Оказывать украинофильству поддержку и покровительство считалось прямым общественным долгом с давних пор.
И это несмотря на вопиющее невежество русской интеллигенции в украинском вопросе. Образцом может считаться Н. Г. Чернышевский. Ничего не знавший о Малороссии, кроме того, что можно вычитать у Шевченко, а о Галиции ровно ничего не знавший, он выносит безапелляционные и очень резкие суждения по поводу галицийских дел. Статьи его «Национальная бестактность» и «Народная бестолковость», появившиеся в «Современнике» за 1861 г. [210], обнаруживают полное его незнакомство с местной обстановкой.

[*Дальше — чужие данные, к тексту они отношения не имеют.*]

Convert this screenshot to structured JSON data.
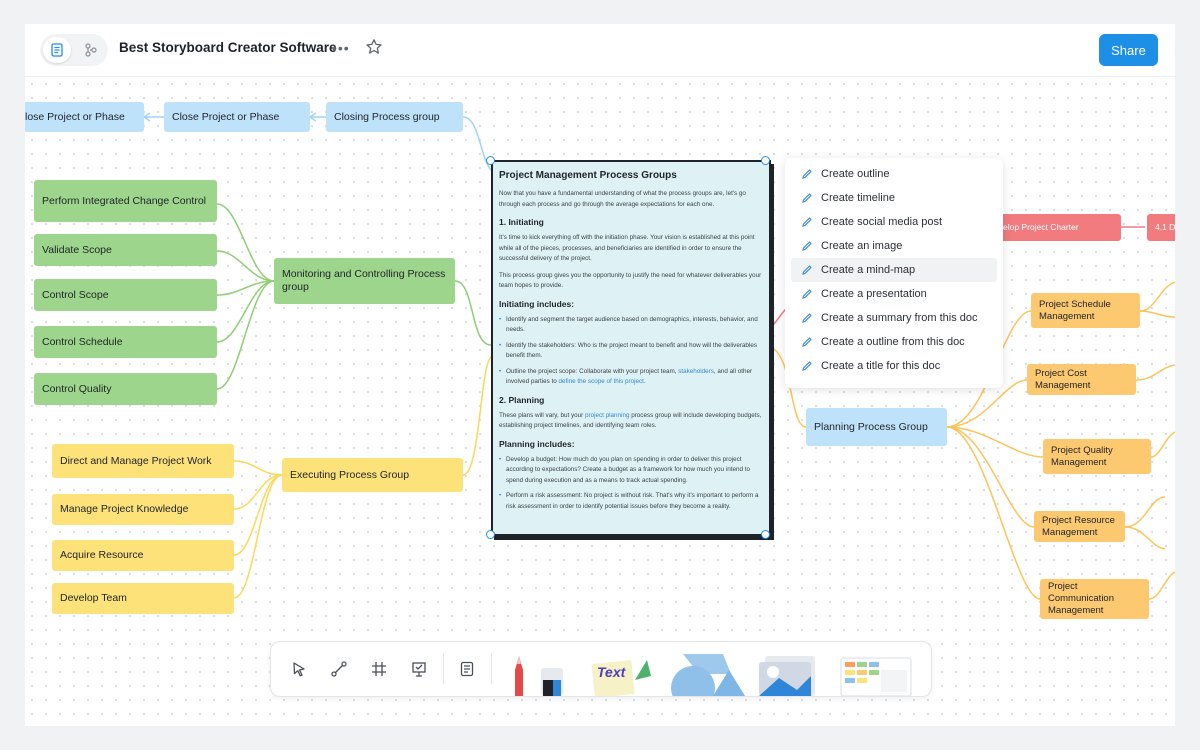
{
  "header": {
    "title": "Best Storyboard Creator Software",
    "more": "•••",
    "share_label": "Share"
  },
  "mindmap": {
    "closing": {
      "l2": "lose Project or Phase",
      "l1": "Close Project or Phase",
      "group": "Closing Process group"
    },
    "monitoring": {
      "group": "Monitoring and Controlling Process group",
      "items": [
        "Perform Integrated  Change Control",
        "Validate Scope",
        "Control Scope",
        "Control Schedule",
        "Control Quality"
      ]
    },
    "executing": {
      "group": "Executing Process Group",
      "items": [
        "Direct and Manage Project Work",
        "Manage Project Knowledge",
        "Acquire Resource",
        "Develop Team"
      ]
    },
    "planning": {
      "group": "Planning Process Group",
      "items": [
        "Project Schedule Management",
        "Project Cost Management",
        "Project Quality Management",
        "Project Resource Management",
        "Project Communication Management"
      ]
    },
    "initiating": {
      "item1": "elop Project Charter",
      "item2": "4.1 D"
    }
  },
  "document": {
    "title": "Project Management Process Groups",
    "intro": "Now that you have a fundamental understanding of what the process groups are, let's go through each process and go through the average expectations for each one.",
    "s1_title": "1. Initiating",
    "s1_p1": "It's time to kick everything off with the initiation phase. Your vision is established at this point while all of the pieces, processes, and beneficiaries are identified in order to ensure the successful delivery of the project.",
    "s1_p2": "This process group gives you the opportunity to justify the need for whatever deliverables your team hopes to provide.",
    "s1_sub": "Initiating includes:",
    "s1_b1": "Identify and segment the target audience based on demographics, interests, behavior, and needs.",
    "s1_b2": "Identify the stakeholders: Who is the project meant to benefit and how will the deliverables benefit them.",
    "s1_b3_a": "Outline the project scope: Collaborate with your project team, ",
    "s1_b3_link1": "stakeholders",
    "s1_b3_b": ", and all other involved parties to ",
    "s1_b3_link2": "define the scope of this project",
    "s1_b3_c": ".",
    "s2_title": "2. Planning",
    "s2_p1_a": "These plans will vary, but your ",
    "s2_p1_link": "project planning",
    "s2_p1_b": " process group will include developing budgets, establishing project timelines, and identifying team roles.",
    "s2_sub": "Planning includes:",
    "s2_b1": "Develop a budget: How much do you plan on spending in order to deliver this project according to expectations? Create a budget as a framework for how much you intend to spend during execution and as a means to track actual spending.",
    "s2_b2": "Perform a risk assessment: No project is without risk. That's why it's important to perform a risk assessment in order to identify potential issues before they become a reality."
  },
  "ai_menu": {
    "items": [
      "Create outline",
      "Create timeline",
      "Create social media post",
      "Create an image",
      "Create a mind-map",
      "Create a presentation",
      "Create a summary from this doc",
      "Create a outline from this doc",
      "Create a title for this doc"
    ],
    "hovered_index": 4
  },
  "toolbar": {
    "tools": [
      "select-tool",
      "connector-tool",
      "frame-tool",
      "presentation-tool",
      "document-tool"
    ],
    "assets": [
      "pen-marker-tool",
      "text-sticker-tool",
      "shapes-tool",
      "image-tool",
      "template-tool"
    ],
    "text_sticker_label": "Text"
  },
  "colors": {
    "accent": "#1d8fe6",
    "blue_node": "#bfe2fb",
    "green_node": "#9ed58c",
    "yellow_node": "#fde27a",
    "orange_node": "#fdc970",
    "red_node": "#f27b7f"
  }
}
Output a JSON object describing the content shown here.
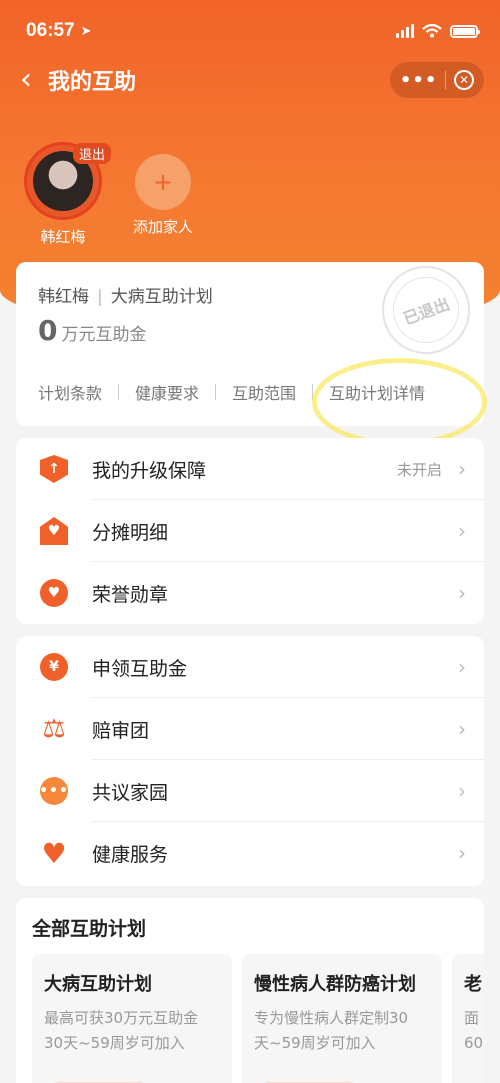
{
  "status_bar": {
    "time": "06:57"
  },
  "nav": {
    "title": "我的互助",
    "more": "•••"
  },
  "members": [
    {
      "name": "韩红梅",
      "tag": "退出"
    },
    {
      "name": "添加家人",
      "symbol": "+"
    }
  ],
  "plan_card": {
    "member": "韩红梅",
    "separator": "|",
    "plan": "大病互助计划",
    "amount": "0",
    "amount_unit": "万元互助金",
    "stamp": "已退出",
    "links": [
      "计划条款",
      "健康要求",
      "互助范围",
      "互助计划详情"
    ]
  },
  "menu_group_1": [
    {
      "label": "我的升级保障",
      "status": "未开启",
      "icon": "shield-up-icon"
    },
    {
      "label": "分摊明细",
      "icon": "house-heart-icon"
    },
    {
      "label": "荣誉勋章",
      "icon": "medal-icon"
    }
  ],
  "menu_group_2": [
    {
      "label": "申领互助金",
      "icon": "yuan-coin-icon"
    },
    {
      "label": "赔审团",
      "icon": "scale-icon"
    },
    {
      "label": "共议家园",
      "icon": "chat-bubble-icon"
    },
    {
      "label": "健康服务",
      "icon": "heart-hand-icon"
    }
  ],
  "all_plans": {
    "title": "全部互助计划",
    "tiles": [
      {
        "title": "大病互助计划",
        "desc1": "最高可获30万元互助金",
        "desc2": "30天~59周岁可加入"
      },
      {
        "title": "慢性病人群防癌计划",
        "desc1": "专为慢性病人群定制30",
        "desc2": "天~59周岁可加入"
      },
      {
        "title": "老",
        "desc1": "面",
        "desc2": "60"
      }
    ]
  },
  "colors": {
    "brand": "#f0602a",
    "highlight": "#fae85a"
  }
}
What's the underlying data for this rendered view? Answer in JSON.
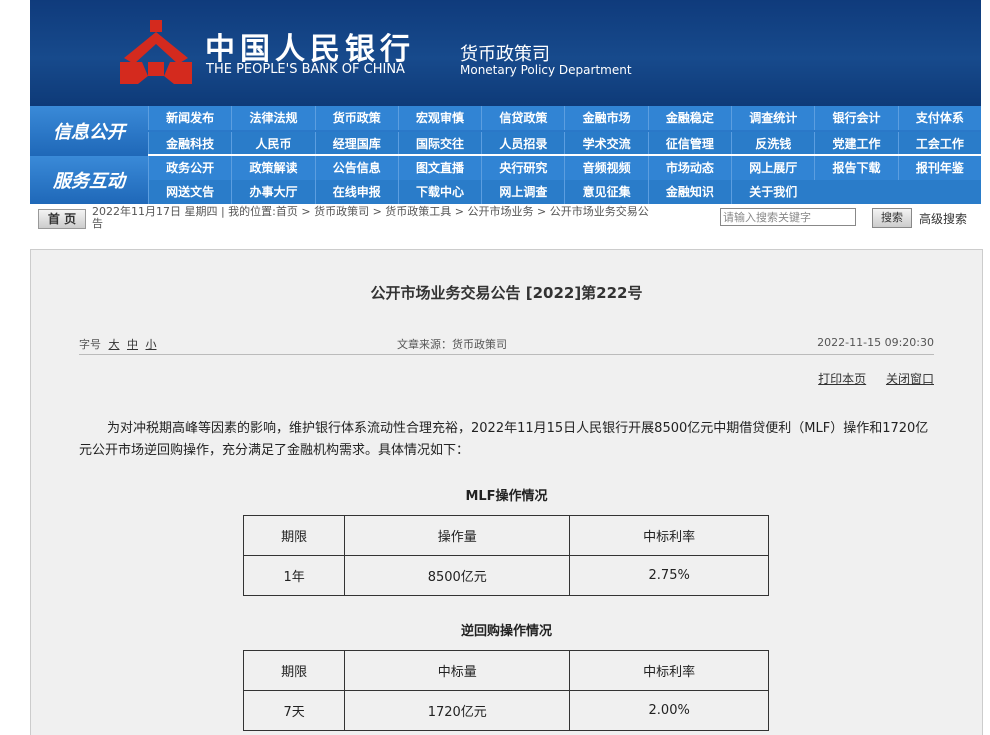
{
  "header": {
    "bank_name_cn": "中国人民银行",
    "bank_name_en": "THE PEOPLE'S BANK OF CHINA",
    "dept_cn": "货币政策司",
    "dept_en": "Monetary Policy Department"
  },
  "nav": {
    "section1_label": "信息公开",
    "section2_label": "服务互动",
    "row1": [
      "新闻发布",
      "法律法规",
      "货币政策",
      "宏观审慎",
      "信贷政策",
      "金融市场",
      "金融稳定",
      "调查统计",
      "银行会计",
      "支付体系"
    ],
    "row2": [
      "金融科技",
      "人民币",
      "经理国库",
      "国际交往",
      "人员招录",
      "学术交流",
      "征信管理",
      "反洗钱",
      "党建工作",
      "工会工作"
    ],
    "row3": [
      "政务公开",
      "政策解读",
      "公告信息",
      "图文直播",
      "央行研究",
      "音频视频",
      "市场动态",
      "网上展厅",
      "报告下载",
      "报刊年鉴"
    ],
    "row4": [
      "网送文告",
      "办事大厅",
      "在线申报",
      "下载中心",
      "网上调查",
      "意见征集",
      "金融知识",
      "关于我们"
    ]
  },
  "breadcrumb": {
    "home_label": "首 页",
    "text": "2022年11月17日 星期四 | 我的位置:首页 > 货币政策司 > 货币政策工具 > 公开市场业务 > 公开市场业务交易公告",
    "search_placeholder": "请输入搜索关键字",
    "search_button": "搜索",
    "advanced_search": "高级搜索"
  },
  "article": {
    "title": "公开市场业务交易公告 [2022]第222号",
    "font_size_label": "字号",
    "font_sizes": [
      "大",
      "中",
      "小"
    ],
    "source": "文章来源：货币政策司",
    "datetime": "2022-11-15 09:20:30",
    "print_label": "打印本页",
    "close_label": "关闭窗口",
    "paragraph": "为对冲税期高峰等因素的影响，维护银行体系流动性合理充裕，2022年11月15日人民银行开展8500亿元中期借贷便利（MLF）操作和1720亿元公开市场逆回购操作，充分满足了金融机构需求。具体情况如下：",
    "mlf_heading": "MLF操作情况",
    "mlf_table": {
      "headers": [
        "期限",
        "操作量",
        "中标利率"
      ],
      "row": [
        "1年",
        "8500亿元",
        "2.75%"
      ]
    },
    "repo_heading": "逆回购操作情况",
    "repo_table": {
      "headers": [
        "期限",
        "中标量",
        "中标利率"
      ],
      "row": [
        "7天",
        "1720亿元",
        "2.00%"
      ]
    }
  },
  "colors": {
    "banner": "#174a8c",
    "nav": "#2a78c8",
    "logo": "#d42a1e",
    "panel": "#f0f0f0"
  }
}
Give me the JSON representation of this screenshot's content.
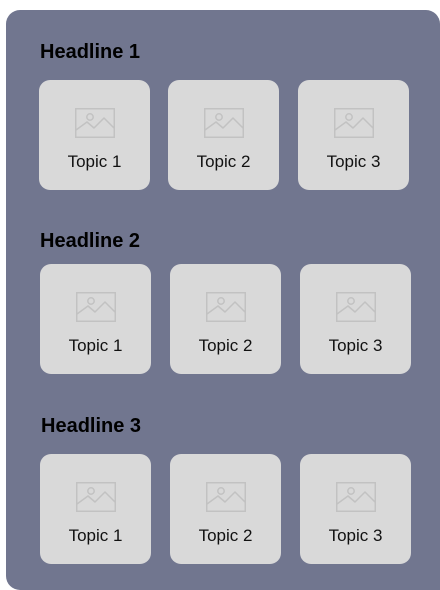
{
  "sections": [
    {
      "headline": "Headline 1",
      "topics": [
        {
          "label": "Topic 1",
          "icon": "image-placeholder-icon"
        },
        {
          "label": "Topic 2",
          "icon": "image-placeholder-icon"
        },
        {
          "label": "Topic 3",
          "icon": "image-placeholder-icon"
        }
      ]
    },
    {
      "headline": "Headline 2",
      "topics": [
        {
          "label": "Topic 1",
          "icon": "image-placeholder-icon"
        },
        {
          "label": "Topic 2",
          "icon": "image-placeholder-icon"
        },
        {
          "label": "Topic 3",
          "icon": "image-placeholder-icon"
        }
      ]
    },
    {
      "headline": "Headline 3",
      "topics": [
        {
          "label": "Topic 1",
          "icon": "image-placeholder-icon"
        },
        {
          "label": "Topic 2",
          "icon": "image-placeholder-icon"
        },
        {
          "label": "Topic 3",
          "icon": "image-placeholder-icon"
        }
      ]
    }
  ],
  "colors": {
    "panel_background": "#71768f",
    "card_background": "#d9d9d9",
    "placeholder_stroke": "#c2c2c2",
    "text": "#000000"
  }
}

Упрекая галичан за подмену социального вопроса национальным, он, видимо, и в мыслях не держал, что оба эти вопроса в Галиции слиты воедино, что никаких других крестьян там, кроме русинов, нет, так же как никаких других помещиков, кроме польских, за единичными исключениями, тоже нет.
Призыв его — бороться не с поляками, а с австрийским правительством, сделанный в то время, когда австрийцы отдали край во власть гр. Голуховского, яростного полонизатора — смешон и выдает явственно голос польских друзей — его информаторов в галицийских делах. Этими информаторами, надо думать, инспирированы указанные выше статьи Николая Гавриловича. Нападая на газету «Слово», он даже не разобрался в ее направлении, считая его проавстрийским, тогда как газета была органом «москвофилов». Зато те, что подбивали его на выступление, отлично знали, на кого натравливали.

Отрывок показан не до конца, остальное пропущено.